U.S. tech bigwigs chatted with lawmakers and civil society groups in Washington this week about the possibilities for regulating artificial intelligence (AI). Elon Musk, speaking for the many, for once, made a wistful plea for legislative clarity.
Meanwhile, the EU and China are forging ahead with legislation that will provide it in their respective jurisdictions:
• The EU’s Artificial Intelligence Act, the world’s first comprehensive legal framework for AI regulation, won approval from the European Parliament in June, clearing the way for EU officials and the 27 EU member states to negotiate the detailed text.
• In August, the Chinese Academy of Social Sciences (CASS) released a model AI law.
A research institute publishing draft legislation in a highly technical area is not unprecedented in China. The Personal Information Protection Law (PIPL) of 2021 was similarly preceded by scholarly efforts that contained most of the fundamental principles in the law that now determines the country’s personal data protection framework.

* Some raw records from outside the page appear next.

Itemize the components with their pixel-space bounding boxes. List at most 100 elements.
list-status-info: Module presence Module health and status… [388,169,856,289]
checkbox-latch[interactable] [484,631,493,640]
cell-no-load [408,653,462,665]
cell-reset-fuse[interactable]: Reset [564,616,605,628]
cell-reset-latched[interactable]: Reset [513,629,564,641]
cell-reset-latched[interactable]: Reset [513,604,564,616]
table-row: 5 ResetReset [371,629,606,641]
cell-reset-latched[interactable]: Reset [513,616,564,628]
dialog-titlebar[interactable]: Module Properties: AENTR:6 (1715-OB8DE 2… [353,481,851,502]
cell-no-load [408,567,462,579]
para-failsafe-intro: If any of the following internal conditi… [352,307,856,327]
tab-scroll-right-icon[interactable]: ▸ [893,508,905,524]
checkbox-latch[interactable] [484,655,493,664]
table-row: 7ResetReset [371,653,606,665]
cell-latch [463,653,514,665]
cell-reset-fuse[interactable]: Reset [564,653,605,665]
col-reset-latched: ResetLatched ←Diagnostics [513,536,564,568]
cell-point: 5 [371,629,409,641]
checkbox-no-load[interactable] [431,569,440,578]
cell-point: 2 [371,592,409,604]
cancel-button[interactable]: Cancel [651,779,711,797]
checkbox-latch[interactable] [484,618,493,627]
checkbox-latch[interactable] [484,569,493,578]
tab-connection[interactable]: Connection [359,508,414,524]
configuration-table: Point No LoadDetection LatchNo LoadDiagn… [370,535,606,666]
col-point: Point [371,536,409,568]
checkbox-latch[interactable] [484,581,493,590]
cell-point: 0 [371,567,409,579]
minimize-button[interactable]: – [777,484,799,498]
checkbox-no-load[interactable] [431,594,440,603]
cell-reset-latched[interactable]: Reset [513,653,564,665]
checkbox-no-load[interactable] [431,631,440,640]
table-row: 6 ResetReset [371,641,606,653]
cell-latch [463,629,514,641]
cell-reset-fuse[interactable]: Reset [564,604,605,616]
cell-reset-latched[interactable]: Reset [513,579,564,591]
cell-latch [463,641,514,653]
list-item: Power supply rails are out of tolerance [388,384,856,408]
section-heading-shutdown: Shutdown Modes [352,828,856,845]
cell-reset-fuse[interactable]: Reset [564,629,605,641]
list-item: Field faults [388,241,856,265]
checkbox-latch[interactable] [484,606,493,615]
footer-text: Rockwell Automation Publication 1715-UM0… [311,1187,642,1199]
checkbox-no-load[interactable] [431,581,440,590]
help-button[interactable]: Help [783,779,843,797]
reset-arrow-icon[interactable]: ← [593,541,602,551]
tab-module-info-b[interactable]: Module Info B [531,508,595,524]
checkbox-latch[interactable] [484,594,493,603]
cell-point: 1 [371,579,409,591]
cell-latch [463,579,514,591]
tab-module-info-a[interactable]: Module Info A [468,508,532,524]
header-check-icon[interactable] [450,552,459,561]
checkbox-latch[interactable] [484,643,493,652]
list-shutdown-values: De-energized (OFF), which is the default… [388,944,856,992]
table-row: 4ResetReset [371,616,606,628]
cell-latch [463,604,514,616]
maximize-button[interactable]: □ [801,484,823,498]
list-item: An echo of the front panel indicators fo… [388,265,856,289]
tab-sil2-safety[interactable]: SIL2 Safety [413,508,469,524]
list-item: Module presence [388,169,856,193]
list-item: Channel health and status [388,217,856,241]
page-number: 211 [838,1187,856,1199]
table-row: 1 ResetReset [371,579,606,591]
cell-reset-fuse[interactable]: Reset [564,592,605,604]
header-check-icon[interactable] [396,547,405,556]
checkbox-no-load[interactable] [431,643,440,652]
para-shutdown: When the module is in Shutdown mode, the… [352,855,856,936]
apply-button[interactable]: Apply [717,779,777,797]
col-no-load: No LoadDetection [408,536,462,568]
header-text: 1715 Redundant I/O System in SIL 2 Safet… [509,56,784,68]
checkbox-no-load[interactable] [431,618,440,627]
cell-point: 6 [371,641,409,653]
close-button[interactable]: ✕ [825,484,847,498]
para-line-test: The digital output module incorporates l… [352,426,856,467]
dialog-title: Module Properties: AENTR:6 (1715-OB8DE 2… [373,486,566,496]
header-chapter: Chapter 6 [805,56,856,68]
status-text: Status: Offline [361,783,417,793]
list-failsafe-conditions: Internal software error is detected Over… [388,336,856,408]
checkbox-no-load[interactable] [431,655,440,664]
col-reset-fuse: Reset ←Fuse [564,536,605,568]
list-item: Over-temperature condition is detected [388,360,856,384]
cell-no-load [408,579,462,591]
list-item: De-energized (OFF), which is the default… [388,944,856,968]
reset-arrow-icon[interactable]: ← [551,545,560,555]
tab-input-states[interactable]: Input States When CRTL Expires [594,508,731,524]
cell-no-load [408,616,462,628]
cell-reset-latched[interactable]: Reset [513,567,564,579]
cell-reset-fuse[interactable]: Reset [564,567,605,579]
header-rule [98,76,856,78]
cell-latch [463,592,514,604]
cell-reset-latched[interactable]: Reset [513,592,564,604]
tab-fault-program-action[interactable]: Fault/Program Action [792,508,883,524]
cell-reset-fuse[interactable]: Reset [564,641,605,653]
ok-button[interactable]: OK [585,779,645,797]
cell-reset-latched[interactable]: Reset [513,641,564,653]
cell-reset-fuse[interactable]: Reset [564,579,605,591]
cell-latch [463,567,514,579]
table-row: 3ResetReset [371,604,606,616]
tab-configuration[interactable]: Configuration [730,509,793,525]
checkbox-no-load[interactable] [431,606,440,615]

Many of the CASS document’s core elements, too, will be included in the final AI law. This will take about a year to be finalized after a draft has been submitted to the National People’s Congress, expected before year-end.
Core Focus
The document provides a framework for developing an AI-enabled domestic economy.
It thus gives considerable attention to outlining the state’s role in firmly guiding the development and application of AI, including on matters such as constructing computing infrastructure, building up data markets, training experts and transforming AI research and development (R&D) into industrial applications.
It also lays down a few principles that will sound familiar to Western policymakers, most notably the principle of human-centric AI—albeit within the scope of “socialist core values.” These principles include openness, transparency, fairness, equality and non-discrimination.
Negative List
The draft also proposes guardrails for AI development through a “negative list” mechanism that would impose licensing obligations for the R&D and public provision of specific AI applications. Free development of listed applications would be barred or subject to strict regulatory permission.
Applicants would have to be Chinese companies with their chief “responsible personnel” Chinese citizens to obtain a license. These requirements would give authorities greater power of regulation and—where necessary—of arrest without risking diplomatic consequences.
Moreover, developers would be obliged to:
• Maintain copious documentation, for example, on the training data used by AI models, developments in machine learning and usage records.
• Establish dedicated systems for quality and content control, data security and incident management.
Vendors’ Responsibility
The draft puts responsibility for ensuring the security and safety of AI applications on providers, who will bear the responsibility to:
• Notify users about security risks and incidents.
• Specify that an online service uses AI applications.
• Explain the function of AI algorithms upon request, mitigate biases and discriminations present in the model.
• Regularly conduct ethics reviews.
All AI providers must also register their AI applications with regulatory authorities and conduct regular audits not dissimilar to those imposed under the PIPL.
This transfer of responsibility from the government to the developers not only takes cognizance of the limited enforcement capabilities of state authorities in this highly technical field but also aims to incentivize developers to comply with regulations and maintain mandated documentation.
AI Regulator
To oversee this, CASS proposes the establishment of a national AI regulator separate from:
• The Cyberspace Administration of China, currently the primary regulator for AI-generated content and AI-based online services.
• The Ministry of Industry and Information Technology, which is closely involved with AI industrial policy.
This body would echo the National Data Bureau, established earlier this year under the aegis of the top strategic economic planning agency, the National Development and Reform Commission. It would draft specific regulations for AI, coordinate risk monitoring and warning, oversee emergency response, and take charge of enforcement.
The draft also provides for regulatory sandboxes and experiments, recognizing a need to promote innovation and prevent regulation from crushing infant applications.
Foreign Firms
Of note for foreign investors and companies is that the draft contains tripwire clauses similar to the Data Security Law and the PIPL, which enable reciprocal measures in case of foreign sanctions.
This provision is unlikely to affect Western vendors of large language models such as ChatGPT since those are barred in China. Instead, it would affect the broad ecosystem of AI technology, including semiconductors used in AI systems or sanctions on cross-border data exchanges between businesses.
Punitive provisions, too, echo the PIPL, as the draft introduces a penalty worth up to 4% of a non-compliant developer’s annual turnover.
Outlook
The proposal seems mature: many elements echo talking points in the official discourse, borrow mechanisms and practices from legislation already in force, such as synthetic and AI-generated content, data security and technical standards, and consolidate provisions already present in ministry-level regulations.
It will further push China’s AI development along an increasingly clear path:
• A focus on industrial applications within strict constraints where it relates to political sensitivities.
• A focus on socio-economic externalities and Beijing’s strategic policy goals that were a significant part of the regulatory offensive against technology firms in 2021-22.
As is usual with Chinese legislation, once it is law, subsequent enabling regulations will clarify which applications are on the negative list, resolve overlaps with existing data legislation, and outline the proposed AI regulator’s precise powers and remit.